It's official: Weitzel tapped as superintendent Central Bucks
The Central Bucks School Board has appointed Dr. David Weitzel as superintendent for a three-year term beginning Oct. 9. The decision was made during a meeting last Tuesday.
Weitzel had been serving as acting superintendent since late July, after the board approved a costly separation agreement with former Superintendent Rodney Green, who left the district after nearly nine months.

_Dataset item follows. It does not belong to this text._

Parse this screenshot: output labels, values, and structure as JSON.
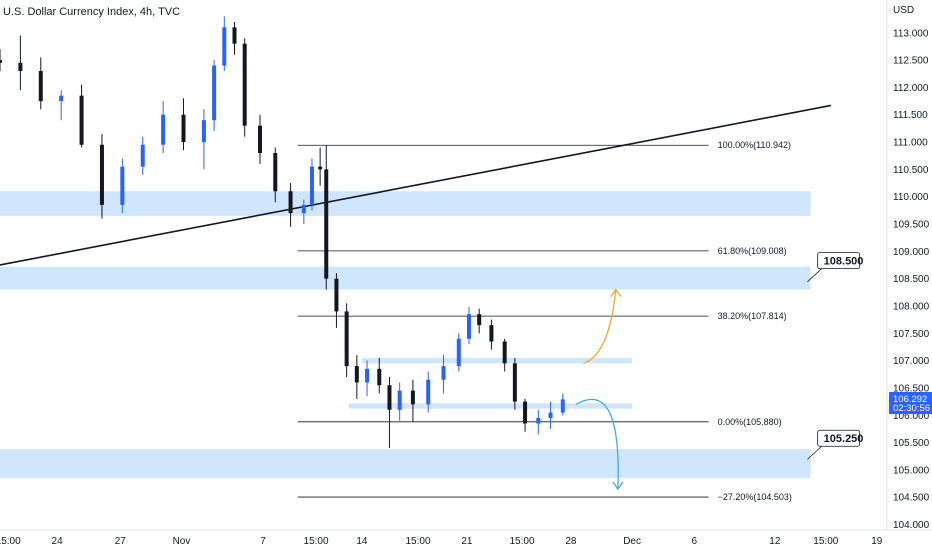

According to the board, the details of Weitzel’s contract are still being worked out. Before serving as acting superintendent, Weitzel was Central Bucks' assistant superintendent for elementary education. He was a principal at Warwick and New Hope-Solebury elementary schools before coming to Central Bucks. He has also been a teacher in the Philadelphia Catholic Schools, a special education teacher in the Philadelphia Public Schools and has served in three administrative positions at La Salle University, according to information provided by the district.
“I am committed to keeping our focus on our core responsibility, that being providing rigorous and meaningful education for all students to be provided in nurturing and supportive classrooms,” Weitzel said after the meeting.
In other business, Pennsylvania education officials recently released School Performance Profile (SPP) scores for all 3,200 traditional, charter, cyber and technical schools. While schools previously received a No Child Left Behind designation, earlier this month, the state Department of Education (PDE) announced it would unveil, through an online public portal, the results of a new accountability model for measuring the academic performance of Pennsylvania’s public schools.
In the Pennsylvania School Performance Profile, each school is assigned an overall rating on a 100-point scale based upon demographic data, attendance rates, graduation rates and standardized test scores. The score also includes a student growth factor that measures how well students are progressing toward proficiency in state assessments. Also measured is the degree of rigorous course offerings at the secondary level. To calculate the score, the state has come up with a formula based 50 percent on test scores and closing achievement gaps; 40 percent on indicators of academic growth; and 10 percent on other academic indicators, such as promotion and attendance rates.
This performance score is designed with several purposes in mind: to inform the public of school performance, to provide a building level score for educators as part of their evaluation system, to allow the public to compare schools across the state, and to give schools a methodology to analyze their strengths and needs.
The data was released on a website, paschoolperformance.org, and went live last week. All 23 schools in Central Bucks earned an SPP score in the range of 89 to 98.9. CB West’s profile score was not made public because of student coding errors.
School officials across the state complained two weeks ago that technical errors had resulted in many students' tests not being included in the scoring and, as a result, some performance scores were likely to be incomplete. Following these complaints, PDE delayed the release of the SPP data by four days. The Department of Education gave schools the option to suppress questionable data until data input corrections are made. Until then, the department said it would not issue a rating for those schools until January. CB West is projecting its SPP score will be approximately 95 once all data is checked for errors.